Imagine you are a data analyst at a small online bookstore called "BookHaven." Your team is interested in analyzing the sales data of different book genres to make informed decisions about inventory management and marketing strategies.

Motivation

The team recently conducted a customer survey, and you've received a CSV-formatted string containing survey responses. Each row in the CSV represents a customer's response, including their name, age, favorite book genre, and whether they've made a purchase in the past month. Your task is to extract and analyze this data using Pandas.

Statement

On input data, we have a CSV-formatted string with the following structure:

Name,Age,Favorite_Genre,Has_Purchased
Alice,28,Mystery,Yes
Bob,22,Fantasy,Yes
Carol,35,Romance,No
David,45,Science Fiction,Yes
Emily,29,Science Fiction,Yes
Frank,19,Fantasy,No
Grace,40,Mystery,No

Input data has the following structure:

"data": string

import pandas as pd
from io import StringIO

# Convert the CSV string into a Pandas DataFrame
data = pd.read_csv(StringIO(INPUT_DATA[0]["data"]))
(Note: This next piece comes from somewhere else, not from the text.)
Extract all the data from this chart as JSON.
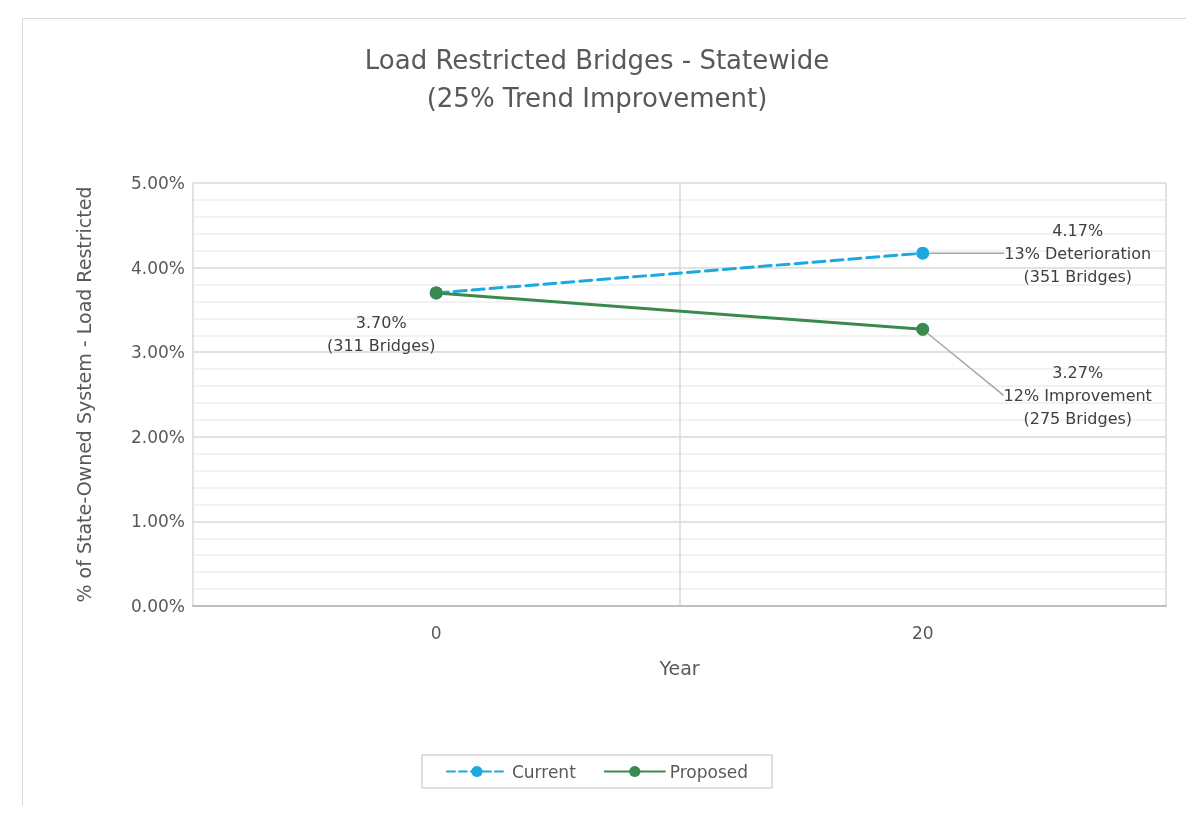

# Display the first few rows of the DataFrame
log.info(data.head())

# Analyze the data
total_customers = len(data)
purchased_customers = len(data[data["Has_Purchased"] == "Yes"])
average_age = data["Age"].mean()

# Analysis Results
log.info(f"Total Customers: {total_customers}")
log.info(f"Customers Who Made a Purchase: {purchased_customers}")
log.info(f"Average Age of Customers: {average_age:.2f} years")

Explanation

  • Converting CSV to DataFrame: We use Pandas to read the CSV string and convert it into a DataFrame for easy data manipulation.
  • Displaying Data: We display the first few rows of the DataFrame to understand the structure of the data.
  • Data Analysis: We calculate and log key statistics such as the total number of customers, the number of customers who made a purchase, and the average age of customers.

Conclusion

This Pandas-based analysis of customer survey data enables data analysts to extract insights quickly and efficiently. By leveraging Pandas' capabilities, you can explore and understand your data, which can inform decisions related to inventory management and marketing strategies for your online bookstore or similar businesses.